力の表し方、重さと質量のちがい、そして力のつり合いを学ぶ単元です。
だいじな考え方
- 力には、作用点・大きさ・向きの3つの要素があり、矢印を使って表します。矢印の始点が作用点、長さが大きさ、矢印の向きが力の向きです。力の大きさの単位はニュートン(N)です。
- ばねを引く力の大きさと、ばねののびは比例します(フックの法則)。力が2倍になれば、のびも2倍になります。

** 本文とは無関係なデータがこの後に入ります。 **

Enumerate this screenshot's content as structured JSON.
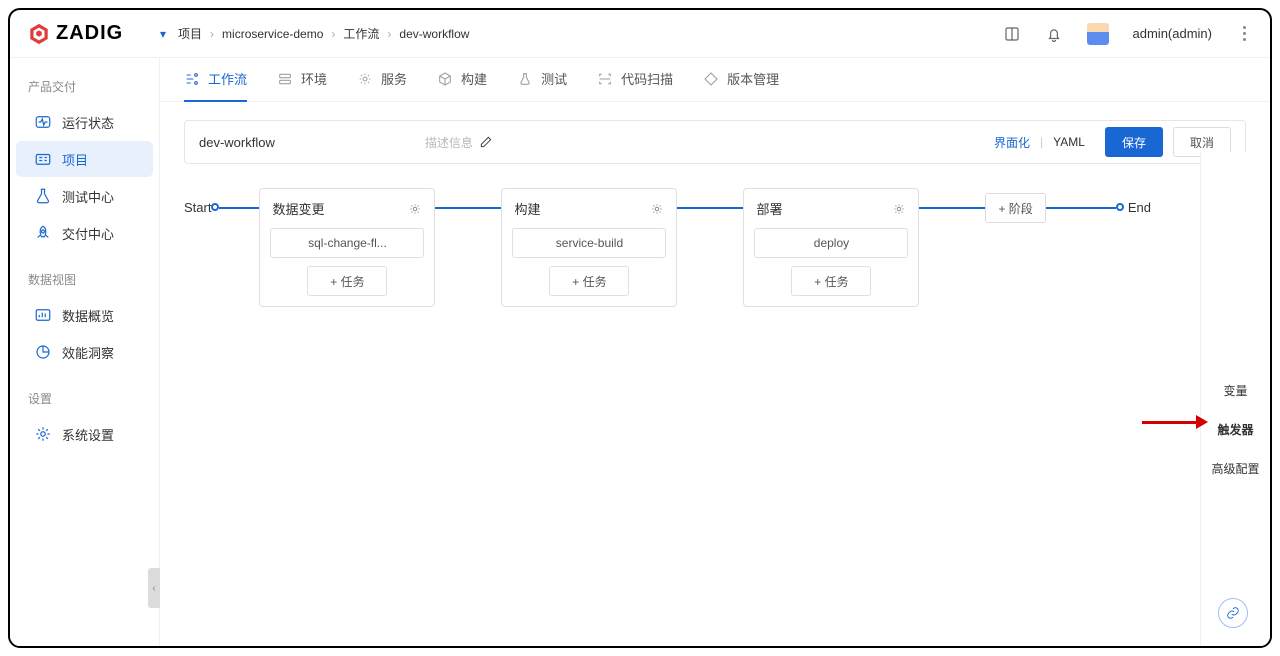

- 「重さ」は物体にはたらく重力の大きさで、単位はニュートンです。「質量」は物体そのものの量で、単位はグラムやキログラムです。質量は場所が変わっても変化しませんが、重さは場所(重力の強さ)によって変わります。たとえば月面では、重力が地球の約6分の1なので、質量は同じでも重さは軽くなります。
- 1つの物体に2つの力がはたらいてつり合うのは、同一直線上にあり、大きさが等しく、向きが反対のときです。

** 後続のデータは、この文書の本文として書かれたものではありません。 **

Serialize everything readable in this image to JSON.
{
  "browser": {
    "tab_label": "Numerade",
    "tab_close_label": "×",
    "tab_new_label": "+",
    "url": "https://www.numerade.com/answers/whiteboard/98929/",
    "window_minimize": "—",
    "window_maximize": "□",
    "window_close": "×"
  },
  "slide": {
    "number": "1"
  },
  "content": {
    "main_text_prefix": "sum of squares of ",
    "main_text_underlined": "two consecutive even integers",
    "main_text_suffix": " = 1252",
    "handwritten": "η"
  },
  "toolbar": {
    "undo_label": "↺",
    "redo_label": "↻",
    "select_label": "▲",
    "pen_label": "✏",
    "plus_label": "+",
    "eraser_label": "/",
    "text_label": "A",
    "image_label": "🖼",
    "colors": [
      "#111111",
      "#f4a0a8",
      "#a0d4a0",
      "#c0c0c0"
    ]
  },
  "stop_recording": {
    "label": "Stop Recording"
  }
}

質量は変わらない量。重さは場所によって変わる、力の大きさ。
やりかた
- 力を表すときは、作用点・大きさ・向きの3つを確認する
- ばねの問題は、力とのびの比が一定であることを使って計算する
- 重さと質量の問いは、どちらを聞かれているかをまず確認する
- つり合いの問題では、一直線上・同じ大きさ・反対向きの3条件を確認する
れい
問題: 1Nの力でばねが2cmのびるばねに、6Nの力を加えると、ばねは何cmのびますか。
- 力とのびは比例する
- 1Nで2cmのびるので、力が6倍になれば、のびも6倍になる
- 2×6=12
答え: 12cm
つまずきやすいところ
月面では、物体の質量も軽くなると思ってしまう
月面で軽くなるのは重さです。質量(物体そのものの量)は地球でも月でも変わりません
2つの力がつり合うには、大きさが等しければよいと思ってしまう
大きさが等しいだけでなく、同一直線上にあり、向きが反対である必要もあります
たしかめ方
- 求めたのびを、もとの比(1Nで2cm)にあてはめて計算し直し、6Nで正しく12cmになるか確かめます。
- つり合っている力の矢印を図にかき、一直線上・同じ長さ・反対向きの3つがそろっているか確かめます。